The plaintiff, Stanley Jones, was under supervision for probation in Georgia for a crime he was convicted of in North Carolina when he was arrested for failing to pay the costs and fines associated with his sentence and avoiding supervision. The probation officers who sought the arrest concluded that Jones had committed those violations of his probation without contacting the Interstate Compact for Adult Offender Supervision (the Compact). In response, Jones brought suit against the probation officers for violation of his Fourth Amendment Rights under 42 U.S.C. § 1983. The probation officers removed the case to federal court, where the district court granted summary judgment in their favor. The district court found that the probation officers were entitled to qualified immunity.
In reviewing the decision of the district court, the Fourth Circuit determined it was appropriate to employ the two-step inquiry for qualified immunity. In the process of the first step of the analysis, the court clarified that the level of suspicion required to arrest a probationer is reasonable suspicion. The court concluded that Jones successfully showed a violation of a constitutional right because his probation officers did not have reasonable suspicion of either violation of his probation.
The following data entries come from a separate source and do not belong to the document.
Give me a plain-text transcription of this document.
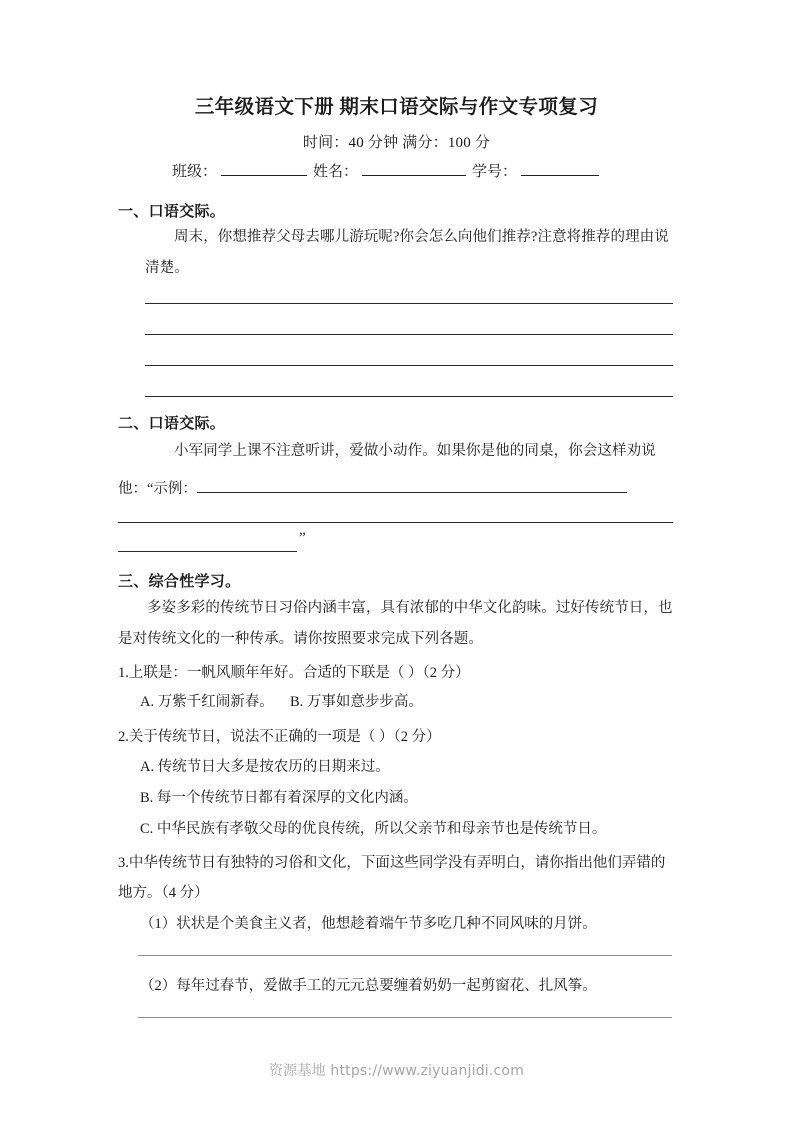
三年级语文下册 期末口语交际与作文专项复习
时间：40 分钟 满分：100 分
班级：	姓名：	学号：
一、口语交际。
周末，你想推荐父母去哪儿游玩呢?你会怎么向他们推荐?注意将推荐的理由说清楚。
二、口语交际。
小军同学上课不注意听讲，爱做小动作。如果你是他的同桌，你会这样劝说
他：“示例：
”
三、综合性学习。
多姿多彩的传统节日习俗内涵丰富，具有浓郁的中华文化韵味。过好传统节日，也是对传统文化的一种传承。请你按照要求完成下列各题。
1.上联是：一帆风顺年年好。合适的下联是（ ）（2 分）
A. 万紫千红闹新春。 B. 万事如意步步高。
2.关于传统节日，说法不正确的一项是（ ）（2 分）
A. 传统节日大多是按农历的日期来过。
B. 每一个传统节日都有着深厚的文化内涵。
C. 中华民族有孝敬父母的优良传统，所以父亲节和母亲节也是传统节日。
3.中华传统节日有独特的习俗和文化，下面这些同学没有弄明白，请你指出他们弄错的地方。（4 分）
（1）状状是个美食主义者，他想趁着端午节多吃几种不同风味的月饼。
（2）每年过春节，爱做手工的元元总要缠着奶奶一起剪窗花、扎风筝。
资源基地 https://www.ziyuanjidi.com
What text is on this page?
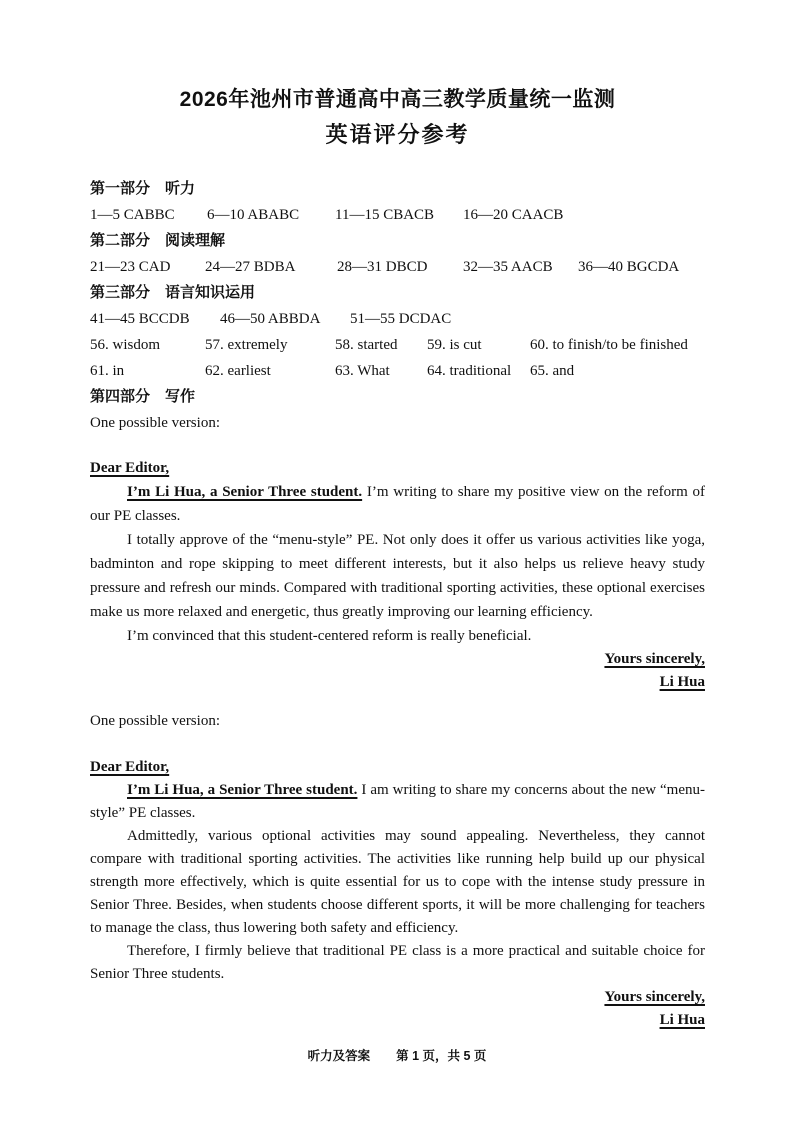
2026年池州市普通高中高三教学质量统一监测
英语评分参考

第一部分　听力

1—5 CABBC	6—10 ABABC	11—15 CBACB	16—20 CAACB

第二部分　阅读理解

21—23 CAD	24—27 BDBA	28—31 DBCD	32—35 AACB	36—40 BGCDA

第三部分　语言知识运用

41—45 BCCDB	46—50 ABBDA	51—55 DCDAC

56. wisdom	57. extremely	58. started	59. is cut	60. to finish/to be finished

61. in	62. earliest	63. What	64. traditional	65. and

第四部分　写作

One possible version:

Dear Editor,

I’m Li Hua, a Senior Three student. I’m writing to share my positive view on the reform of our PE classes.

I totally approve of the “menu-style” PE. Not only does it offer us various activities like yoga, badminton and rope skipping to meet different interests, but it also helps us relieve heavy study pressure and refresh our minds. Compared with traditional sporting activities, these optional exercises make us more relaxed and energetic, thus greatly improving our learning efficiency.

I’m convinced that this student-centered reform is really beneficial.

Yours sincerely,

Li Hua

One possible version:

Dear Editor,

I’m Li Hua, a Senior Three student. I am writing to share my concerns about the new “menu-style” PE classes.

Admittedly, various optional activities may sound appealing. Nevertheless, they cannot compare with traditional sporting activities. The activities like running help build up our physical strength more effectively, which is quite essential for us to cope with the intense study pressure in Senior Three. Besides, when students choose different sports, it will be more challenging for teachers to manage the class, thus lowering both safety and efficiency.

Therefore, I firmly believe that traditional PE class is a more practical and suitable choice for Senior Three students.

Yours sincerely,

Li Hua

听力及答案 第 1 页，共 5 页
Specifically, there was no reasonable suspicion he failed to comply with a payment plan because no plan was ever provided for Jones in writing to create an enforceable condition of payment before the termination of his probation. Further, if the officers hadn’t tried to contact Jones for failure to make the payments, the charges for absconding would not have come about, and the officers failed to try to make contact with Jones through the proper channels, the Compact.
However, the Fourth Circuit determined under the second step that Jones’s rights under the Fourth Amendment in this case were not clearly established, since the level of suspicion required for arrest of a probationer had never been articulated. Therefore, the court found that although the probation officers violated Jones’s Fourth Amendment rights, the probation officers were still entitled qualified immunity. Accordingly, the Fourth Circuit affirmed the decision of the district court to grant the probation officers’ motion for summary judgment.